GÖZLER OSBDE NAKIPOĞLU KARARINDA
Bugün Organize Sanayi Bölgesinde çok önemli bir toplantı olacak. Büyük bir ihtimalle Gaziantep Ticaret Odası temsilcisi olan OSB Başkanı Cahit Nakıpoğlunun görevi bırakması istenecek.. Vali Ali Yerlikaya başkanlığında toplanacak olan Müteşebbis heyet toplantısından çıkacak sonuç Gaziantepte iş ve sanayi dünyasında heyecanla bekleniyor.. Önce isterseniz 15 Kişiden oluşan heyeti bir tanıyalım. Müteşebbis heyet başkanı Vali Ali Yerlikaya, yardımcısı Adil Konukoğlu ve Savaş Mahsereci. OSB Yönetim kurulu Başkanı Cahit Nakıpoğlu, Ali Özpolat, Deniz Köken, Mustafa Topçuoğlu, Hüseyin Yılmaz, Nursal Çakıroğlu, M, Durdu Yetkinşekerci, Hakan Aslansoy, Abdüllatif Hazır, Cengiz Şimşek, Tuncay Yıldırım ve Hüseyin Ulutaş..

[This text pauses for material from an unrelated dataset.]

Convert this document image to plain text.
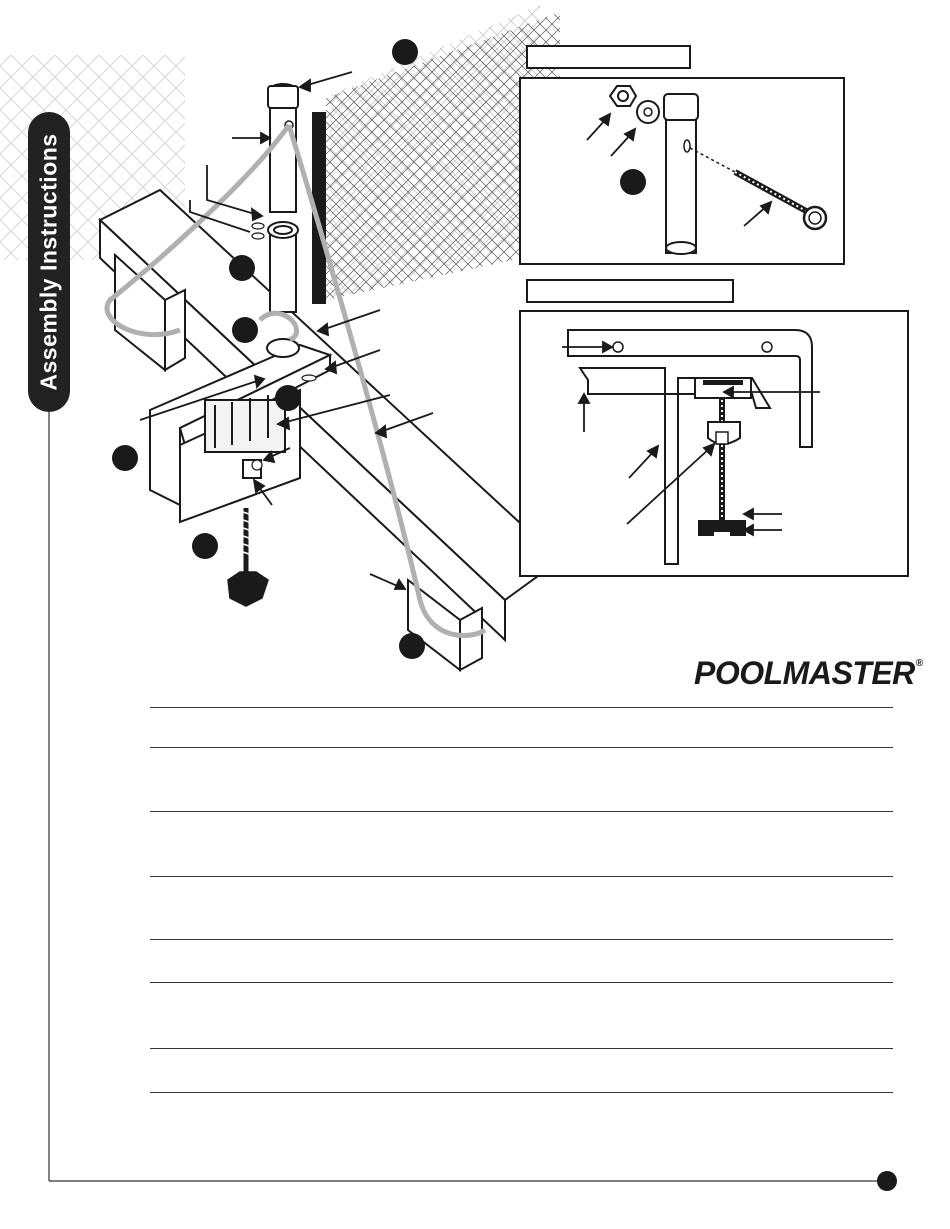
Assembly Instructions
POOLMASTER®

KEŞKE YASAL SÜRE BEKLENSEYDİ
Yasal kongre sürecinden önce, müteşebbis heyetin böyle bir uygulamaya girecek olması elbette sanayi dünyasında bomba etkisi yarattı. Çünkü Cahip Nakıpoğlundan görevi bırakması istenecek. Tabii yerine büyük bir ihtimalle Ali Özpolat getirilecek.. Eğer Nakıpoğlu 'kongreyi bekleyelim o zaman zaten aday olmam, sizlerde istediğiniz kişiyi başkan yapın' derse, yasal süreç olan kongreye kadar görevde kalması gerekiyor.. İşte bu gelişmeden şu anda OSBde büyük kesim rahatsız olduğunu söylüyor.. Çünkü geçmişte buna benzer uygulamalar yine gerçekleşmişti.. Durmuş İşsever ve Akif Ekici bunları yaşayanların başında gelir.. Gazetemizin arşivlerinde neler yaşandığı yazılıdır.. Şu gerçeği hatırlatmakta yarar var; OSB tarihini iyi bilen ve geçmişi çok iyi hatırlayanlar, ne olursa olsun iyisiyle kötüsüyle, Cahit Nakıpoğlu döneminde OSBnin gerçekten çok büyük başarılara imza attığını açıkça ifade ediyor.. Tabii Paralel meselesinin başını ağrıttığı da gözardı edilmiyor.. Bunları dile getirenlerin ortak görüşü ise şöyle: Dün etrafında ceket ilikleyenler, esas duruşa geçenler, şimdi kellesini istemektedir Bu düşünceyi taşıyanların sayısının bir hayli fazla olduğunu söylememe gerek yok sanırım.. Elbette bugünkü toplantıdan nasıl bir sonuç çıkar bilemem, ama fikrim sorulacak olsaydı, keşke genel kurul beklenseydi demeyi kendime görev sayıyorum..Son not: Bu gelişme GTO ile GSO ilişkilerine nasıl yansıyacak, herkes gibi bende merak ediyorum..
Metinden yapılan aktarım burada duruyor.